George is really responsive now. He giggles and squeals with delight. He grabs things and brings them right to his mouth and he laughs uncontrollably for what appears to be no reason other than he's happy. I'm excited to take him to the doctors on Monday and have them tell me what a perfectly healthy and happy 4 month old baby he is.

Now that George is getting to be so much fun, it makes me miss my family and friends back home even more. I wish I could share more with them than just the video snippets and pictures I post on Facebook. I'm grateful that we at least have Facebook nowadays to share that much. I feel like I would die without it.

Here's the link to the rolls I made: http://www.mykitchenaddiction.com/2011/05/light-and-soft-dinner-rolls/

Here's a pic of the burgers I made with them:



Friday, July 27, 2012

Up To Date

My name is Leslie. I'm not a writer. I'm not funny or witty or a wordsmith by any means. I'm just a new mom on the opposite coast from all of my family and friends, embarking on the biggest journey of my life. My fiance, Chris, is currently in medical school. He doesn't know what type of doctor he wants to be. We have a 4 month old son, George, and three lovely kitties, Sassy, Moo and Samuel. I am staying at home for the first time in my life to balance a small budget and provide a clean, loving and fruitful home for my family.

We recently moved to a suburb of Harrisburg, PA from Erie, PA.   I am originally from Sacramento, Ca and Chris is from Davis, CA. We have been here almost a month and we still have boxes packed with stuff.

Currently I live my life according to my son and a list of things to do on a whiteboard on my fridge. This mom at home job is enjoyable, but new, and there is a definite learning curve. Living off of student loans alone is the second biggest adjustment (the first obviously being a new mom). I'm extremely lucky that my son sleeps through the night (sometimes 10 - 11 hours if I let him), and is relatively happy and go lucky. He is so darn cute and attentive that I hate to miss any play time with him to do chores so I try to squish those in while he's napping (which luckily is often).

I am a foodie at heart. I love food. Not just food but good food. I'll eat it all. Healthy whole grain and vegetables with lots of fruits and water to the not so healthy greasy, bacon and lard filled dishes. I also enjoy rare and adventurous food. Chris doesn't really care for the adventurous so much. My recent endeavor is to learn how to provide wonderful food on a budget.

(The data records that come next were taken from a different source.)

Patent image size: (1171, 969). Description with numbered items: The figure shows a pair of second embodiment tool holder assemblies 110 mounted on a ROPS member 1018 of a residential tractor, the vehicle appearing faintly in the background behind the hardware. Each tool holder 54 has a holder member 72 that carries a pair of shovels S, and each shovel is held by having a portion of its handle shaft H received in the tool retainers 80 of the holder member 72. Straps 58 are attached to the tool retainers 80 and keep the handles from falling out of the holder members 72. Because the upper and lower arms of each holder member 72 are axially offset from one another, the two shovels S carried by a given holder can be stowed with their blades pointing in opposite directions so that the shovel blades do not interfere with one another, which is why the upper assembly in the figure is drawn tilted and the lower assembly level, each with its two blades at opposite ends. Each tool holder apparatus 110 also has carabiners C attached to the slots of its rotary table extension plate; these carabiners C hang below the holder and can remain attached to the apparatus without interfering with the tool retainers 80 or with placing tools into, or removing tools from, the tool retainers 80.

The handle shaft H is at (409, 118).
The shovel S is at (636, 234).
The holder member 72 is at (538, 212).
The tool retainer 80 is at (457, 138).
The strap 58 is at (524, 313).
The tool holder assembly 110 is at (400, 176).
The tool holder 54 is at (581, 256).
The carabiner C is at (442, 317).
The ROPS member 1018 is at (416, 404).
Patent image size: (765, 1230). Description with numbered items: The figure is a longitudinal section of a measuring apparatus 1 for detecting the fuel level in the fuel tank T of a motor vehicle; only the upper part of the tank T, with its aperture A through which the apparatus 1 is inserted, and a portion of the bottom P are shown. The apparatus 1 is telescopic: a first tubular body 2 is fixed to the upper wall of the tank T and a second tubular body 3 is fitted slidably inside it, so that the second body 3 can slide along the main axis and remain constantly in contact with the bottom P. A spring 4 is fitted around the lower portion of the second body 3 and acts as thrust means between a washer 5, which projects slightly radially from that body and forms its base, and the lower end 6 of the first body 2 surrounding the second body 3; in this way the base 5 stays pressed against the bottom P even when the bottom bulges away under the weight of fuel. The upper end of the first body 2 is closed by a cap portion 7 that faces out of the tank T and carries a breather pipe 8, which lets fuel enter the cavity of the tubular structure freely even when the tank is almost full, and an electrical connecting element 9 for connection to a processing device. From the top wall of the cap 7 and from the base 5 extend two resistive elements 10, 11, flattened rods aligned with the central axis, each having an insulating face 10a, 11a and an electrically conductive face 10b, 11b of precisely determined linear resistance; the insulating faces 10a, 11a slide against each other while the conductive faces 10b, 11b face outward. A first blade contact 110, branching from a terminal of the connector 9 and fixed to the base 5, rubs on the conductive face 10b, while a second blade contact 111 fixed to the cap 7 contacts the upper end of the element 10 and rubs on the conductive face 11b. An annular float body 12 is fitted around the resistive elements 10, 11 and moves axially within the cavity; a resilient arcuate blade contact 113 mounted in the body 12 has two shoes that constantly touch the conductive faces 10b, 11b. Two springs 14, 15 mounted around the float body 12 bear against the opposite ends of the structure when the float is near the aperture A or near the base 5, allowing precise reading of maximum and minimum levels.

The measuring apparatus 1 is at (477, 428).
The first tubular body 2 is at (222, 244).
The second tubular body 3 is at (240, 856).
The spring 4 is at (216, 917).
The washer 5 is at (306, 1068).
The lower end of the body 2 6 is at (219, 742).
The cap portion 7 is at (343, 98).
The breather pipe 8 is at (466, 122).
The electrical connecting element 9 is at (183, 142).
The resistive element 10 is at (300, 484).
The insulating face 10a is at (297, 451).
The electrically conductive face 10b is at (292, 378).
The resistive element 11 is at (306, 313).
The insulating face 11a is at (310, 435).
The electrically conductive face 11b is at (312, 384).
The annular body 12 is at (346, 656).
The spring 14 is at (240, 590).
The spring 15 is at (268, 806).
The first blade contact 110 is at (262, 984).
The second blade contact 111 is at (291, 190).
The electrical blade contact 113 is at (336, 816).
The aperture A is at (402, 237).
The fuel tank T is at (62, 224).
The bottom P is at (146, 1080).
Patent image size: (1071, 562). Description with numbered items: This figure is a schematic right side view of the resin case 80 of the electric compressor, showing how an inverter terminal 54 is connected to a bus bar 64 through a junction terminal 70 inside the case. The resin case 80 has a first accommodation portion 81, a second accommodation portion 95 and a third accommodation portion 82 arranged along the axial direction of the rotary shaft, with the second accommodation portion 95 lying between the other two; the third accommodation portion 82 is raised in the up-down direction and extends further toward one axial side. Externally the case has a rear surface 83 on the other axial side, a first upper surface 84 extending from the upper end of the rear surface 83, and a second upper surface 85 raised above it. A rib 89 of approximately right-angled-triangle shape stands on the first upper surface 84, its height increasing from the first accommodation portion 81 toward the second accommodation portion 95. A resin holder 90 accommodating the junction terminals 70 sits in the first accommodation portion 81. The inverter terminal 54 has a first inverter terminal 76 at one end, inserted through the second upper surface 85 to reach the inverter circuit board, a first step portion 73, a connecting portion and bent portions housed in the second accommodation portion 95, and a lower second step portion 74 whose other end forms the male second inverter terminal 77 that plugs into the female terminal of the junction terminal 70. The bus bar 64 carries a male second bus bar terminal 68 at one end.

I haven't really had access to a computer for over a year but now that Chris is doing rotations instead of studying over books, I can surf the web. I found a few blogs about making food ahead of time and freezing it so you can eat it later. I purchased the books "Don't Panic - Dinner's in the Freezer", "Don't Panic - More Dinner's in the Freezer" and "Fix - Freeze - Feast". I've decided I'm going to make the things I know and love with the bulk meats I have in the freezer until they are gone and then I'm going to plan my big shopping spree and make some of these dishes. I'm hoping to have great success.

With this blog, I hope to keep track of several events in my life that are all playing out at the same time. The growth of my son, the achievements of my fiance, the advancements of our relationship not only with each other but as parents, and my personal journey of balancing a home and my health.

I cannot guarantee anyone would want to read this blog. I'm purely writing it for myself. I can guarantee there will be grammatical as well as other errors. Like I said in my opening sentence, I am not a writer.

That's it for now. I have to wake the baby up for his last bottle.